I seen a tv show this week here in the U.S.A on Dingo's in Australia. Man they look so much like a domestic dog and don't seam to run from man when in countered ? Are they that much of a wild animal ? Do you guys in Australia trap them? Is there a season or need special permit? What size traps and sets work ? Any value for there fur ? Can you tell just by looking at them that they are not a Domestic dog or is it that you know they are a dingo because of the remote location were you seen them or harvested them at? Any pictures if dingos would be great. Thanks.
Haven't been on t man for quite a while but better late than never!
The dingos in the show were probably filmed in some area where they are protected or used to humans. There are some places (such as Fraser Island) where they caus trouble with campers and have even attacked children.
Dingoes in areas where they are hunted are as much of a wild animal as a coyote or wolf.
The politics and status of dingoes is much debated.

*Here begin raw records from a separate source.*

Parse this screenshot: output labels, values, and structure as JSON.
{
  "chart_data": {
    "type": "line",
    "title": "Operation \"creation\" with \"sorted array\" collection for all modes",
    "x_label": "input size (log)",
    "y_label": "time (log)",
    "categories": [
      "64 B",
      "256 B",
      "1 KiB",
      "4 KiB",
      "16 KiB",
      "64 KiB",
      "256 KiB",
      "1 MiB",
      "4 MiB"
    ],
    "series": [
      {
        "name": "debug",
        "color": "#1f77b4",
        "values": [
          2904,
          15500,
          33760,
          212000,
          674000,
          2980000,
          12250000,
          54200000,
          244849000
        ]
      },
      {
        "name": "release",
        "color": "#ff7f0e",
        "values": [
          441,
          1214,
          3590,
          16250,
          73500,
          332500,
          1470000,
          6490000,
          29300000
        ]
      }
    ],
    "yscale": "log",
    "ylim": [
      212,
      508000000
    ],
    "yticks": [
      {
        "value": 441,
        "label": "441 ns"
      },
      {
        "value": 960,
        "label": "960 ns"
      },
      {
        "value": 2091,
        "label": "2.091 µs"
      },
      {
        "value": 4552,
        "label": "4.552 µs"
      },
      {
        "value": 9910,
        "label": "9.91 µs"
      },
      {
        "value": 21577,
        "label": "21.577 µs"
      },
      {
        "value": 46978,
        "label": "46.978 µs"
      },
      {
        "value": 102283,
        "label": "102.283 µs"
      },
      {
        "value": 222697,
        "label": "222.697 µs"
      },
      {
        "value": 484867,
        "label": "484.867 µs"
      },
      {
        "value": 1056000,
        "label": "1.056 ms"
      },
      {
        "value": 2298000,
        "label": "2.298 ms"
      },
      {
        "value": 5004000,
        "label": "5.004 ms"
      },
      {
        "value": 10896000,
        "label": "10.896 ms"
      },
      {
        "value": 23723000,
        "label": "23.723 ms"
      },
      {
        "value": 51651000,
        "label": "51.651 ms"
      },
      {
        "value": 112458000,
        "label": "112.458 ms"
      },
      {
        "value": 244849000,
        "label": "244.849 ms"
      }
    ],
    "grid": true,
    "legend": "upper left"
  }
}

On one hand they are a native animal that is the natural predator but on the other they were actually introduced by people around 5-10 thousand years ago - so are they really native?
The other aspect is impact on agriculture which is huge - studies put the figure up towards $100million per year.
Then there is the hybridisation issue. Domestic dogs have been wandering and breeding with dingoes for 200 years now so the dingo population is becoming hybridised. One state has listed the dingo as a threatened species because of this and it is protected but also unprotected and a declared pest animal at the same time!
The dingo is often protected in national parks but free to shoot and trap on private land.
We use predator type sets and anything that would catch a coyote or wolf would also work for dingoes. Mostly we use scent post and flat sets but some dirt holes too. The dirt holes have only really been widely used since internet times.
We have our own Aussie traps but these days it's mostly coyote traps or repurposed beaver traps like Bridger #5.
They do have a particular look that you get used to and it's kinda like being able to tell a coyote from a husky even though they are superficially the same size and colour.